Habe folgendes Problem:
Für meine Bewerbungsunterlagen möchte ich gerne meine Zeugnisse einscannen damit diese auch alle in elektronischer Form zur Verfügung stehen. Dummerweise werden die gescannten Dokumente (1 Seite) aber immer so groß das man sie unmöglich per eMail-Anhang versenden könnte (1 Dokument je nach Scaneinstellung 75 - 300 dpi = 1,2 - 25 MiB).

Nach Standard soll aber die Anhanggröße in einer Bewerbungsemail die 2 MiB Gesamtgröße nicht überschreiten, zumal man mit den meisten FreeMail Postfächern eh nur max. 3 MiB Anlagen versenden kann.

Wie bekommen ich die gescannten Dokumente verkleinert ohne groß an Qualität einzubüßen?

Scanner in einem Lexmark X4650 All-in-One Drucker (75 - 600 dpi), 3 Seiten haben oberste Priorität. Ein Scan mit einer OCR-Software führt bei den handgeschriebenen Noten eines Zeugnisses zu Fehlern (absolut nicht verwendbar!).

Für schnelle Hilfe wäre ich sehr dankbar.


----------



## jetztaber (31. März 2010)

Hmm, z.B. Omnipage ermöglicht das Speichern direkt in ein PDF-Dokument.
Also evtl. mal andere Scannersoftware in Erwägung ziehen, die über eine solche Funktion bereits verfügt.

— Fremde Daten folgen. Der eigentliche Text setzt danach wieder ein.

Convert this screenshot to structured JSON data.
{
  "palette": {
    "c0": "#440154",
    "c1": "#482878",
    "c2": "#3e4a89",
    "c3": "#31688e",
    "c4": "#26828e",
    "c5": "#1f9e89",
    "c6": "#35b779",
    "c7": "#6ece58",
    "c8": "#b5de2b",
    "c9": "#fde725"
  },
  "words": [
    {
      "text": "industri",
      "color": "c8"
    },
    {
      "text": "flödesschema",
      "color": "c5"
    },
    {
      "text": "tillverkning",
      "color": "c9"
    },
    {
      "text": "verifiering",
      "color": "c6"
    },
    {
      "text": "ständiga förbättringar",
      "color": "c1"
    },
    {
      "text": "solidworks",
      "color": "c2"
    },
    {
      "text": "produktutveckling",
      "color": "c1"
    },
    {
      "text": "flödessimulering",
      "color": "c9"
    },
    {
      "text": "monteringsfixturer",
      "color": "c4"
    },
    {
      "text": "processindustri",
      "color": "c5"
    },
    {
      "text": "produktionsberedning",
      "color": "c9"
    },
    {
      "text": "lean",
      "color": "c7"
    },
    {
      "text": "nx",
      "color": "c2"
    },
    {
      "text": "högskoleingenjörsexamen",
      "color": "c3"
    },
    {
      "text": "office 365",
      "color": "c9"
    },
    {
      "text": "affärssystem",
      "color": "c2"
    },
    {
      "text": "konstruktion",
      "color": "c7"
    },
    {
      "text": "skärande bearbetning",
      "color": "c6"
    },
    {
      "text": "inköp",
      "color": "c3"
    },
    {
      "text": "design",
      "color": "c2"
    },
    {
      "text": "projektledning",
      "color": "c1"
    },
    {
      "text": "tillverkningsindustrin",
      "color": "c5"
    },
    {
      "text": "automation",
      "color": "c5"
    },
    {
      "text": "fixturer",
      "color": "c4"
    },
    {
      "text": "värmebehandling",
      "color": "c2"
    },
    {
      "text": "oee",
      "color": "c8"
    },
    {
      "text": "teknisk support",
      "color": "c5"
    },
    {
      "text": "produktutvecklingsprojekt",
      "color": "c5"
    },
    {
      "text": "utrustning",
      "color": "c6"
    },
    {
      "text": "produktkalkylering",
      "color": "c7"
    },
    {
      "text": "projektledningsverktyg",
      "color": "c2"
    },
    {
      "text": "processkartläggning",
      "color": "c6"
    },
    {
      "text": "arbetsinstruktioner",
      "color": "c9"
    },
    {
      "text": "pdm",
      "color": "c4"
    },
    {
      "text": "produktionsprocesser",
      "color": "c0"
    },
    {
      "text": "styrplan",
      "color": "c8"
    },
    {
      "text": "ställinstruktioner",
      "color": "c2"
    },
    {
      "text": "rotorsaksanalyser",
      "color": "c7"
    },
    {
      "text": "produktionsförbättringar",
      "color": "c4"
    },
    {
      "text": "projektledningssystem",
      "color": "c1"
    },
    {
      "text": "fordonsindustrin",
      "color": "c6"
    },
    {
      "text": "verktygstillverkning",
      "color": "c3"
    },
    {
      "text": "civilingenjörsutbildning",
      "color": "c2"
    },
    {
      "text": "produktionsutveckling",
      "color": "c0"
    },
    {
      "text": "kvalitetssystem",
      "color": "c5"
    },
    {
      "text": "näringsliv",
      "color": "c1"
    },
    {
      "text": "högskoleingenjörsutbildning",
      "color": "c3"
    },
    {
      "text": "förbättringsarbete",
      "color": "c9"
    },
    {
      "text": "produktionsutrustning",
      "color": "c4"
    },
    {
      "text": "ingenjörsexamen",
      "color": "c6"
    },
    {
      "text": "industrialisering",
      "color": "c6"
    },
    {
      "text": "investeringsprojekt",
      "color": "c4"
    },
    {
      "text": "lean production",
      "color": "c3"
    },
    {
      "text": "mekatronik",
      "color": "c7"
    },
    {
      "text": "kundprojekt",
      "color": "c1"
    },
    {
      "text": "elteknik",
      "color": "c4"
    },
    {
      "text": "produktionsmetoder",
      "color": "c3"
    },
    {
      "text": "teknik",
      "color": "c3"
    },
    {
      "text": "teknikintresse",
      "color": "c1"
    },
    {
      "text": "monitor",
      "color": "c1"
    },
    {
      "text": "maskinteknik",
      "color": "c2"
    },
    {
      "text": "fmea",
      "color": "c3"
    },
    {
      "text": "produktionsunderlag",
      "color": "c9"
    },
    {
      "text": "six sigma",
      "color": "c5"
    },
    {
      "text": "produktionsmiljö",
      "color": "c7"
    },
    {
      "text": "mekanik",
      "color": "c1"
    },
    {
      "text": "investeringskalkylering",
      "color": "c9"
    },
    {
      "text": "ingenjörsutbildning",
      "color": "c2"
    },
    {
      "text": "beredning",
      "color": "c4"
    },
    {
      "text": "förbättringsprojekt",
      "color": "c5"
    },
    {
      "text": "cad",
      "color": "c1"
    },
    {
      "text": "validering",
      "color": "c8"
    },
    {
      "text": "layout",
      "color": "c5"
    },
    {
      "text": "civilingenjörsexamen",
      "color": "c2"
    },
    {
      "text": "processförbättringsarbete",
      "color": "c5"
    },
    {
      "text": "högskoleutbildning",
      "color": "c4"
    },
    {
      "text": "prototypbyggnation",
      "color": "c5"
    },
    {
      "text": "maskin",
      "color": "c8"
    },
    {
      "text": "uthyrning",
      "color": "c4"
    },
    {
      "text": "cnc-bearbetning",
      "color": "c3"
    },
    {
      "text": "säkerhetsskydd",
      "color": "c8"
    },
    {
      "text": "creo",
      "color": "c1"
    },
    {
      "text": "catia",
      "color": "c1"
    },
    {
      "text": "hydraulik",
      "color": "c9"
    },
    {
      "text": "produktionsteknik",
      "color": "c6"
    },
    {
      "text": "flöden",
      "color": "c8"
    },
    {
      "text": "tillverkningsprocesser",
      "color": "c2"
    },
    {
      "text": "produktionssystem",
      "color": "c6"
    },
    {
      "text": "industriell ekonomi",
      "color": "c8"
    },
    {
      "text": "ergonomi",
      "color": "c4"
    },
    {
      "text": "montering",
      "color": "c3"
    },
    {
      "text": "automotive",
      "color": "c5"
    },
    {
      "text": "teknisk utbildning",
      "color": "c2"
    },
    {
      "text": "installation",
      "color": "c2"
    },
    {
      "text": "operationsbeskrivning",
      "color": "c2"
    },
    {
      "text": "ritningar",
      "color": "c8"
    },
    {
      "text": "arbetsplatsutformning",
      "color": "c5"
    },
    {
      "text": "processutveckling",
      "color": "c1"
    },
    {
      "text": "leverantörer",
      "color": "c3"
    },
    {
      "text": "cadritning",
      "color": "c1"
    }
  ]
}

Adobe Acrobat Pro ist leider eine Lösung für den großen Geldbeutel. Es sollte allerdings eine zeitlich begrenzte Testversion bei Adobe geben. Ich weiß jetzt nicht, ob die im Leistungsumfang eingeschränkt ist oder auch nicht.


----------



## lazy (31. März 2010)

Mhhm wie sieht es denn mit den verschiedenen Formaten aus? JPEG - PNG - TIF was ist da am kleinsten? Unter 200 DPI würde ich an deiner Stelle nicht scannen. Wo bewirbst du dich denn wenn ich fragen darf? Bei einem IT Unternehmen ist das sicher was anderes als beim Maler nebenan. 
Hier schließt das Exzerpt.